Em nota técnica, a Funai afirmou temer "risco de óbitos decorrentes de
um possível conflito entre índios e policiais, tal como no caso da
reintegração de posse em que veio a óbito o indígena Oziel Terena", e
informou que, do total de moradores de Guaiviry, 68 delas são crianças e
jovens menores de 18 anos, e 14 são idosos.
Em
junho, os indígenas retomaram as fazendas Água Branca e Três Poderes,
que incidem sobre o território reivindicado. Os proprietários das duas
fazendas entraram com pedidos de reintegração na 1a Vara de Justiça Federal de Ponta Porã que, então, determinou a retirada dos Kaiowá em ambas as propriedades.
Histórico
Entre
2005 e 2011, os indígenas realizaram diversas tentativas de retomar
parte de seu território originário. Em novembro de 2011, o rezador Nísio
Gomes foi assassinado a tiros durante tentativa de expulsão dos índios
de área ocupada. O Ministério Público Federal (MPF) denunciou 19 pessoas
pelo ataque - entre eles, fazendeiros, advogados e um secretário
municipal, além de proprietário e funcionários da Gaspem, empresa de
segurança privada. Após o ataque, a comunidade conquistou 79 hectares, onde viviam 66 famílias.
No
dia 24 de junho deste ano, em protesto contra uma decisão da Justiça
Federal que negava pedido de danos morais coletivos contra o
proprietário Gaspem, Aurelino Arce, as famílias de Guaiviry ocuparam as
fazendas Água Branca e Três Poderes, que incidem sobre o território
reivindicado.
Suspensão
Horas antes da polícia iniciar o despejo de cerca de mil indígenas do tekoha
Ñhanderu Marangatu, em Antônio João -, a ministra do STF Carmen Lúcia
acatou pedido da Funai de suspensão da liminar de reintegração.
Em
agosto, cerca de 500 indígenas iniciaram a retomada de cinco fazendas
que incidem sobre o território tradicional de Ñhanderu Marangatu. A
resposta dos proprietários das fazendas foi brutal: armados, e sob ordem
de uma fazendeira local, Roseli Maria Ruiz Silva, atacaram brutalmente
os indígenas, culminando na morte de Semião Vilhalva, jovem Kaiowá de 24
anos, com um tiro na cabeça.
Comitiva
Para
tentar garantir que confrontos como o da fazenda Buriti, no Pantanal,
onde durante reintegração de posse, em 2013, foi assassinado o indígena
Oziel Terena, uma comitiva de entidades de direitos humanos e movimentos
sociais foi formada para acompanhar as reintegrações. Eles também
buscam coletar informações para possíveis denúncias de violações junto a
organismos internacionais de direitos humanos.
Além
de representantes indígenas do Conselho da Aty Guasu (Grande Assembleia
Kaiowá e Guarani) e do Conselho Terena, fazem parte do grupo o Conselho
Indigenista Missionário (Cimi), Via Campesina, Comissão Pastoral da
Terra (CPT), CDDH, Movimento dos Trabalhadores Rurais Sem Terra (MST),
Cebi, Coletivo Terra Vermelha (CTV), Copai/OAB, Renap, Marcha Mundial
das Mulheres, Levante, Cedampo e Tribunal Popular da Terra (TPT-MS). O
grupo continuará acompanhando as próximas reintegrações de posse, e
estará presente na próxima sexta, em Guaiviry.

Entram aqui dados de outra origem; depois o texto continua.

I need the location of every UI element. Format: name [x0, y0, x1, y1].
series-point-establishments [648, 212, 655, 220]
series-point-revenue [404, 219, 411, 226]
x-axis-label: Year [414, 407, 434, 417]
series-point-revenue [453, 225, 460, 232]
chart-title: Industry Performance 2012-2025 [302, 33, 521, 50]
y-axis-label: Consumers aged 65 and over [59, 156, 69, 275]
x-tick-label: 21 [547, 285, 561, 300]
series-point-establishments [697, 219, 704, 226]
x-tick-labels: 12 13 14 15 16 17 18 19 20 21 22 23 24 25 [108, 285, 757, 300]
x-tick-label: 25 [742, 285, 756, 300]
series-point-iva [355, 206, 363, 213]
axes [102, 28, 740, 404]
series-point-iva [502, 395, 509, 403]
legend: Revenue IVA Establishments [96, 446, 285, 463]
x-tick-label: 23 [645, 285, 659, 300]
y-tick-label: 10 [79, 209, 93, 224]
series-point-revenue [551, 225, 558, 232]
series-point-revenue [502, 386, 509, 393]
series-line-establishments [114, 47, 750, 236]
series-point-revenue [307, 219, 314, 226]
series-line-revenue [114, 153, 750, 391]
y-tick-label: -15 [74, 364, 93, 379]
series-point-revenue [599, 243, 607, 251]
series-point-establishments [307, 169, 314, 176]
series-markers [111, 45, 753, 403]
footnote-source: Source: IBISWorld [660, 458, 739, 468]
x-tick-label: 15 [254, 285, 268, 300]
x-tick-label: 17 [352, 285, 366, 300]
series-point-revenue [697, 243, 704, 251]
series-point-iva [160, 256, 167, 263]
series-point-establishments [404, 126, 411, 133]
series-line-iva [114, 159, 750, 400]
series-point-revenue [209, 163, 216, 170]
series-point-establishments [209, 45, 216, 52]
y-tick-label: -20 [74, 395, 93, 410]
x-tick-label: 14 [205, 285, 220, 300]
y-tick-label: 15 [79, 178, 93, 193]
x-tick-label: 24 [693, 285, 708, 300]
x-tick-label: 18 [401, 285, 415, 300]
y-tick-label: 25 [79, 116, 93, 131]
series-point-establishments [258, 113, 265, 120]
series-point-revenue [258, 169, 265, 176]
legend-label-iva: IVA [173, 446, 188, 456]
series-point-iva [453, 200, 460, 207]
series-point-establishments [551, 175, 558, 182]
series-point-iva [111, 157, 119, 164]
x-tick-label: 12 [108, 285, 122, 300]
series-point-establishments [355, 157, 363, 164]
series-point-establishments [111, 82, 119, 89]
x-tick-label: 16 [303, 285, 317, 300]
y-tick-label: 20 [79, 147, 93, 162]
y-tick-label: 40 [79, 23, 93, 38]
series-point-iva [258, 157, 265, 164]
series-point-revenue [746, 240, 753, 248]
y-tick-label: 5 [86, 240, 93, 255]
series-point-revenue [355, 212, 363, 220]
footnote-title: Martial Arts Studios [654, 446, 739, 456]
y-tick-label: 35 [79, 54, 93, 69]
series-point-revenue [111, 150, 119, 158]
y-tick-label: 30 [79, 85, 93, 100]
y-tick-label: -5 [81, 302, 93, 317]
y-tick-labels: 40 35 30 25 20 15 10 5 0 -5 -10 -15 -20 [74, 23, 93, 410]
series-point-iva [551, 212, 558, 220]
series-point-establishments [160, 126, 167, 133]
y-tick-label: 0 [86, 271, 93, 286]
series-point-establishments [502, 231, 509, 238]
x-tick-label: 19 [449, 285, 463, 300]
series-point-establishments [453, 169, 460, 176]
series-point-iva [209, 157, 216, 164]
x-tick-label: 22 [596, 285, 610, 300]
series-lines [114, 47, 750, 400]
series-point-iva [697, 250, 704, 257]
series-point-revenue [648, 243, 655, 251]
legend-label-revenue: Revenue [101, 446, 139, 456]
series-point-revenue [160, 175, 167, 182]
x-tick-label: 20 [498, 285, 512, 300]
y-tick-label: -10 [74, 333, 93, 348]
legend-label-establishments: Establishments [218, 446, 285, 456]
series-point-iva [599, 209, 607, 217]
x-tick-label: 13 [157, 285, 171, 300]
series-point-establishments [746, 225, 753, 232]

Depoimento de Ava Apika Rendy Ju, liderança de Guaiviry
A
comunidade do Guaiviry, quando soube da decisão do despejo, decidiu
permanecer lá. E o recado é o mesmo de sempre: que ninguém vai sair de
lá, vai permanecer. E vai morrer tudo lá. Quem for fazer o despejo, é
pra matar todo mundo: cachorro, gato, pra nenhuma pessoa sobreviver.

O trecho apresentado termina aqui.